How to Avoid Fighting Rust Borrow Checker
52 points by ucirello
52 points by ucirello
Deferred mutation is not "just a workaround for borrow checker". Treating mutation as data also has other benefits:
The author goes on to mention several bits of added functionality that are easier with mutations-as-data, such as adding logging or parallelism. Which is true, but what it eliminates is just as important: certain classes of bugs.
I play an old DOS game that has various weird bugs whenever a creature dies: e.g., kill this monster and an unrelated segment of wall shifts forward. The reason is because there's an array of all the objects on screen, and that array is mutated concurrently with the objects running their scripts (such as one object killing another), causing array indexes to get mixed up for a frame. No fighting the borrow checker in Turbo Pascal! But a borrow checker would have encouraged a cleaner design, such as setting an is_deleted boolean somewhere and deleting the array entries only after iteration had finished.
Yes, see also this related discussion about this topic: https://lobste.rs/s/k1caa2/rust_s_borrow_checker_not_just_nuisance
This is great! I wish I had seen this closer to the start of my Rust journey.
The Traps to Developers post is also great, a lot of hard-won knowledge in a small space.
I don't think I use the command queue pattern enough. It really is great for observability. I imagine there's merge / coalesce / replace optimizations that could be done in certain situations as well, so you end up spending less total compute... Also could help with hot path stuff by colocating writes.
What are some reasons why command queue is bad that come to mind for people?
I'm quite a fan of event sourcing patterns like the command queue.
The main problem I encounter is poor provenance tracking:
Another problem is that direct mutation can often provide you with a natural backpressure mechanism.
Definitely put reasons for each operaion in whenever I use this pattern (which is quite often). Reify Every If Statement.
Added it as the second article in a list whose first article is The Mediocre Programmer's Guide to Rust.
The article could do with an editing pass for phrasing and grammar, but excellent otherwise. I’m learning a lot!
For anyone out there who'd like to proofread their documents but finds it too cumbersome to actually ask someone else, I think this is an excellent use case for LLMs. Not everything they suggest makes sense (surprise, surprise), but I usually let an LLM proofread my blog posts and feel like it helps with the last bit of polish.

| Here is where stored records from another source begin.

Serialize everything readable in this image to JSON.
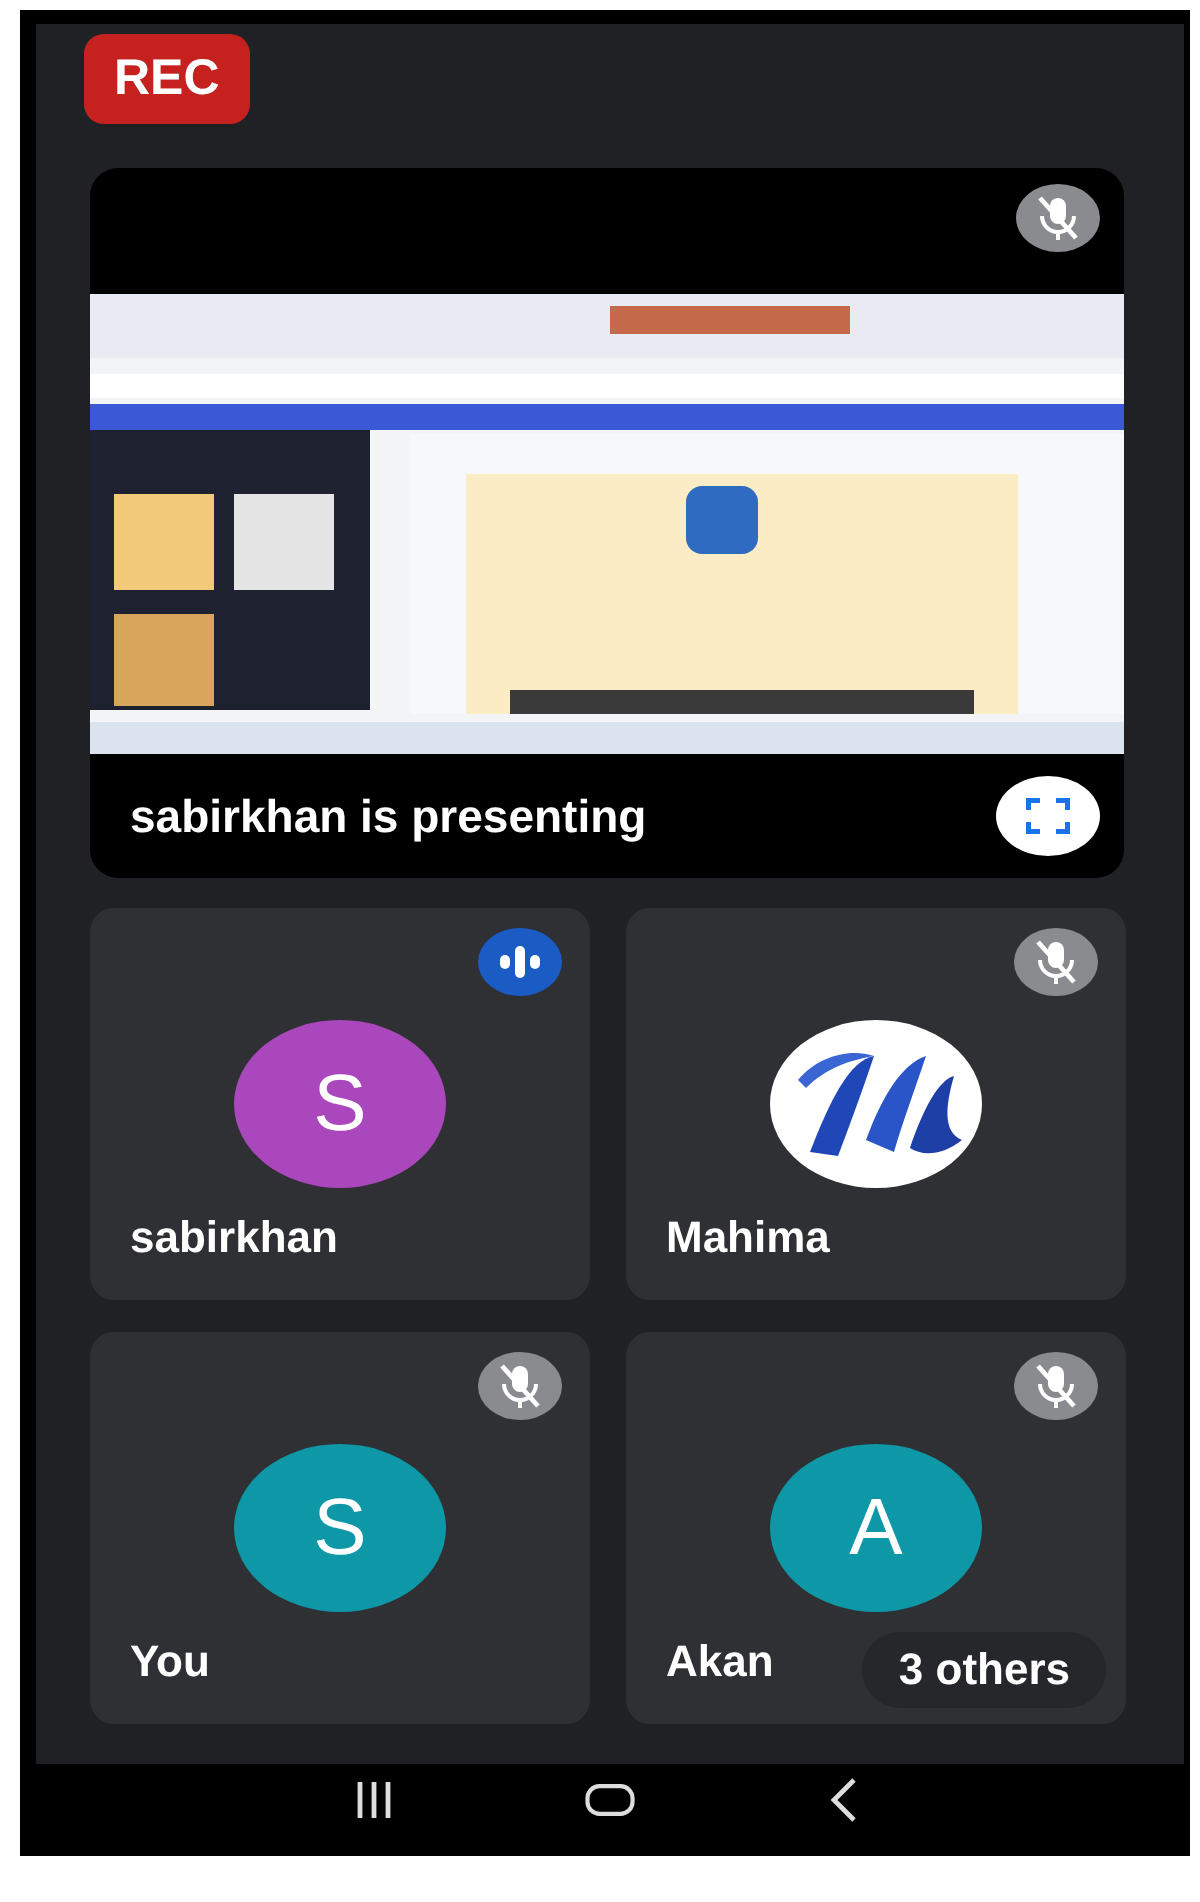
{
  "recording": {
    "label": "REC"
  },
  "presentation": {
    "presenter_text": "sabirkhan is presenting",
    "muted": true
  },
  "tiles": [
    {
      "name": "sabirkhan",
      "muted": false,
      "speaking": true,
      "avatar": {
        "kind": "initial",
        "initial": "S",
        "color": "#ab47bc"
      }
    },
    {
      "name": "Mahima",
      "muted": true,
      "speaking": false
    },
    {
      "name": "You",
      "muted": true,
      "speaking": false,
      "avatar": {
        "kind": "initial",
        "initial": "S",
        "color": "#0e97a6"
      }
    },
    {
      "name": "Akan",
      "muted": true,
      "speaking": false,
      "avatar": {
        "kind": "initial",
        "initial": "A",
        "color": "#0e97a6"
      },
      "overlay_chip": "3 others"
    }
  ]
}
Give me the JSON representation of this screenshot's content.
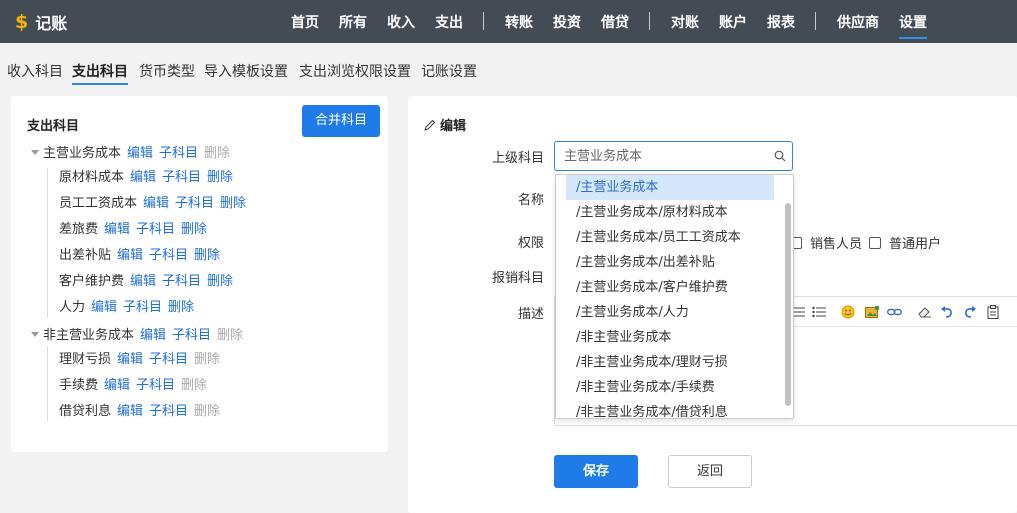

You do need to have your own ideas about writing, though. For instance, I am fairly critical of LLM feedback and only accept minor tweaks. I'll never let an LLM write for me (e.g. rewrite whole sentences), I prefer my own voice.
In this case, a simple spell checker would have done wonders. Not to throw shade at the author. Loved the article, helped me rethink my tiny rust programs
I've witnessed a lot of open source projects use cloning as their way out of the mess, but it ends up backfiring in some cases, with huge objects getting cloned despite usage of the objects themselves being treated as immutable.
It does feel weird that just passing around IDs into a memory store feels like the way to go in so many cases. We're not exactly at NullPointerException territory because when reading values out we still are confronted with nullness checks but it all feels a bit silly.
Perhaps we just need to get better about lifetimes in general. I think the Ruffle codebase has some decent lifetime strategies for example, IIRC using the arena's lifetime all over the place.